Half of sports grants ‘ineligible’
Almost half of the sports groups funded under the Coalition's $100 million sports grants program were ineligible, a Senate inquiry has heard.
The probe also heard there was no legal obligation to document the reasons particular projects were chosen.
Auditor-General Grant Hehir gave evidence on Thursday on the first day of public hearings of an inquiry into the so-called sports rorts affair, which led to the resignation of former sports minister Bridget McKenzie.
Brian Boyd, from the audit office, revealed 43 per cent of applications that received funding were ineligible.
He said those projects were initially assessed by Sport Australia as eligible, but circumstances changed by the time the funding was signed off on.
Prime Minister Scott Morrison has previously claimed there were no ineligible projects funded.

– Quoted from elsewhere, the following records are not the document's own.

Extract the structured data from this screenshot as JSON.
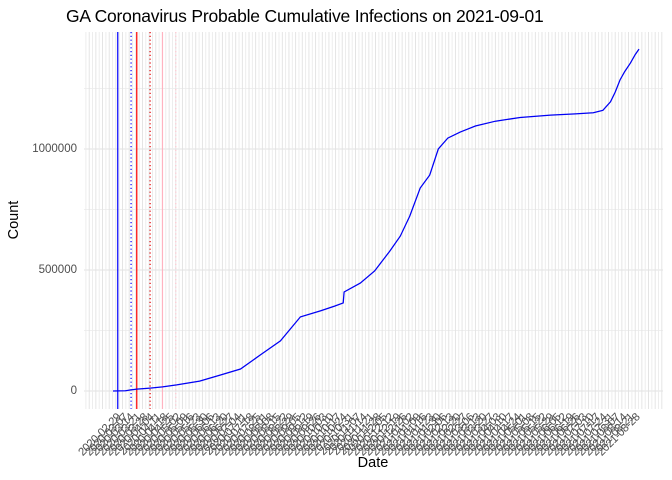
{
  "chart_data": {
    "type": "line",
    "title": "GA Coronavirus Probable Cumulative Infections on 2021-09-01",
    "xlabel": "Date",
    "ylabel": "Count",
    "legend": "none",
    "grid": true,
    "x_domain": [
      "2020-02-26",
      "2021-09-01"
    ],
    "ylim": [
      0,
      1450000
    ],
    "y_ticks": [
      {
        "label": "0",
        "value": 0
      },
      {
        "label": "500000",
        "value": 500000
      },
      {
        "label": "1000000",
        "value": 1000000
      }
    ],
    "y_minor_ticks": [
      250000,
      750000,
      1250000
    ],
    "x_ticks": [
      "2020-02-29",
      "2020-03-07",
      "2020-03-14",
      "2020-03-21",
      "2020-03-28",
      "2020-04-04",
      "2020-04-11",
      "2020-04-18",
      "2020-04-25",
      "2020-05-02",
      "2020-05-09",
      "2020-05-16",
      "2020-05-23",
      "2020-05-30",
      "2020-06-06",
      "2020-06-13",
      "2020-06-20",
      "2020-06-27",
      "2020-07-04",
      "2020-07-11",
      "2020-07-18",
      "2020-07-25",
      "2020-08-01",
      "2020-08-08",
      "2020-08-15",
      "2020-08-22",
      "2020-08-29",
      "2020-09-05",
      "2020-09-12",
      "2020-09-19",
      "2020-09-26",
      "2020-10-03",
      "2020-10-10",
      "2020-10-17",
      "2020-10-24",
      "2020-10-31",
      "2020-11-07",
      "2020-11-14",
      "2020-11-21",
      "2020-11-28",
      "2020-12-05",
      "2020-12-12",
      "2020-12-19",
      "2020-12-26",
      "2021-01-02",
      "2021-01-09",
      "2021-01-16",
      "2021-01-23",
      "2021-01-30",
      "2021-02-06",
      "2021-02-13",
      "2021-02-20",
      "2021-02-27",
      "2021-03-06",
      "2021-03-13",
      "2021-03-20",
      "2021-03-27",
      "2021-04-03",
      "2021-04-10",
      "2021-04-17",
      "2021-04-24",
      "2021-05-01",
      "2021-05-08",
      "2021-05-15",
      "2021-05-22",
      "2021-05-29",
      "2021-06-05",
      "2021-06-12",
      "2021-06-19",
      "2021-06-26",
      "2021-07-03",
      "2021-07-10",
      "2021-07-17",
      "2021-07-24",
      "2021-07-31",
      "2021-08-07",
      "2021-08-14",
      "2021-08-21",
      "2021-08-28"
    ],
    "event_vlines": [
      {
        "date": "2020-03-02",
        "color": "#0000ff",
        "style": "solid"
      },
      {
        "date": "2020-03-16",
        "color": "#0000ff",
        "style": "dotted"
      },
      {
        "date": "2020-03-22",
        "color": "#ff0000",
        "style": "solid"
      },
      {
        "date": "2020-04-05",
        "color": "#e00000",
        "style": "dotted"
      },
      {
        "date": "2020-04-18",
        "color": "#ffb3c0",
        "style": "solid"
      },
      {
        "date": "2020-05-02",
        "color": "#ffc6d0",
        "style": "dotted"
      }
    ],
    "series": [
      {
        "name": "Probable cumulative infections",
        "color": "#0000f5",
        "points": [
          [
            "2020-02-26",
            0
          ],
          [
            "2020-03-10",
            1000
          ],
          [
            "2020-03-15",
            4000
          ],
          [
            "2020-03-22",
            8000
          ],
          [
            "2020-04-05",
            12000
          ],
          [
            "2020-04-18",
            17000
          ],
          [
            "2020-05-03",
            25000
          ],
          [
            "2020-05-27",
            41000
          ],
          [
            "2020-06-18",
            66000
          ],
          [
            "2020-07-09",
            91000
          ],
          [
            "2020-07-30",
            149000
          ],
          [
            "2020-08-20",
            207000
          ],
          [
            "2020-09-10",
            306000
          ],
          [
            "2020-10-01",
            331000
          ],
          [
            "2020-10-16",
            351000
          ],
          [
            "2020-10-25",
            364000
          ],
          [
            "2020-10-26",
            409000
          ],
          [
            "2020-11-12",
            446000
          ],
          [
            "2020-11-27",
            496000
          ],
          [
            "2020-12-13",
            578000
          ],
          [
            "2020-12-24",
            640000
          ],
          [
            "2021-01-03",
            723000
          ],
          [
            "2021-01-14",
            839000
          ],
          [
            "2021-01-24",
            892000
          ],
          [
            "2021-02-02",
            1000000
          ],
          [
            "2021-02-12",
            1045000
          ],
          [
            "2021-02-25",
            1070000
          ],
          [
            "2021-03-13",
            1095000
          ],
          [
            "2021-04-03",
            1115000
          ],
          [
            "2021-04-29",
            1130000
          ],
          [
            "2021-05-31",
            1140000
          ],
          [
            "2021-06-26",
            1145000
          ],
          [
            "2021-07-15",
            1150000
          ],
          [
            "2021-07-25",
            1160000
          ],
          [
            "2021-08-02",
            1195000
          ],
          [
            "2021-08-07",
            1235000
          ],
          [
            "2021-08-12",
            1285000
          ],
          [
            "2021-08-17",
            1320000
          ],
          [
            "2021-08-23",
            1355000
          ],
          [
            "2021-08-28",
            1390000
          ],
          [
            "2021-09-01",
            1413000
          ]
        ]
      }
    ]
  }
}
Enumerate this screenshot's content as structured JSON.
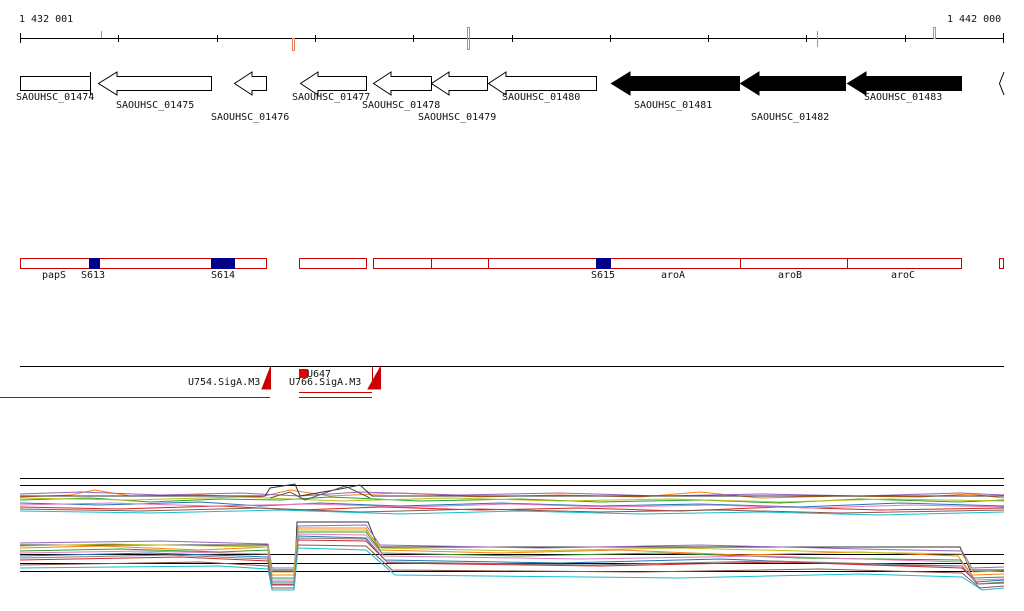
{
  "ruler": {
    "start_label": "1 432 001",
    "end_label": "1 442 000"
  },
  "genes": [
    {
      "name": "SAOUHSC_01474",
      "strand": "reverse",
      "filled": false
    },
    {
      "name": "SAOUHSC_01475",
      "strand": "reverse",
      "filled": false
    },
    {
      "name": "SAOUHSC_01476",
      "strand": "reverse",
      "filled": false
    },
    {
      "name": "SAOUHSC_01477",
      "strand": "reverse",
      "filled": false
    },
    {
      "name": "SAOUHSC_01478",
      "strand": "reverse",
      "filled": false
    },
    {
      "name": "SAOUHSC_01479",
      "strand": "reverse",
      "filled": false
    },
    {
      "name": "SAOUHSC_01480",
      "strand": "reverse",
      "filled": false
    },
    {
      "name": "SAOUHSC_01481",
      "strand": "reverse",
      "filled": true
    },
    {
      "name": "SAOUHSC_01482",
      "strand": "reverse",
      "filled": true
    },
    {
      "name": "SAOUHSC_01483",
      "strand": "reverse",
      "filled": true
    }
  ],
  "annotation_track": {
    "labels": [
      "papS",
      "S613",
      "S614",
      "S615",
      "aroA",
      "aroB",
      "aroC"
    ]
  },
  "transcript_track": {
    "labels": [
      "U754.SigA.M3",
      "U766.SigA.M3",
      "U647"
    ]
  },
  "colors": {
    "gene_outline": "#000000",
    "feature_box": "#cc0000",
    "site_fill": "#00008b",
    "ruler_marker": "#e08060",
    "transcript": "#cc0000"
  }
}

Mr Hehir told the inquiry it was clear the final decision on where the funds were directed was made by Senator McKenzie.
"We concluded the award of grant funding under the Community Sports Infrastructure Program was not informed by an appropriate assessment process and sound advice," Mr Hehir told the inquiry.
He said the parallel process run by Senator McKenzie's office alongside that of the government agency Sports Australia "was not informed by clear advice and were not consistent with the program guidelines".
"It is poor practice for entities to be instructed what their advice should recommend rather than providing their own recommendations that are developed through an evidence-based approach," he said.
"Potential applicants and other stakeholders have a right to expect program funding decisions will be made in a manner and on a basis consistent with published program guidelines."
The audit report found blatant political pork-barrelling in the program, with grants awarded by the Morrison government based on colour-coded electoral margins.
Mr Morrison had the head of his department - his former chief of staff - conduct a separate review that supposedly absolved the government of any wrongdoing.
Philip Gaetjens' report has not been released but according to Mr Morrison it found "no basis for the suggestion that political considerations were the primary determining factor".
The committee also wants to hear from Mr Gaetjens to explain how he reached his conclusion.
It investigate the roles of the offices of the prime minister and deputy prime minister, as well any external parties, in determining the distribution of grants.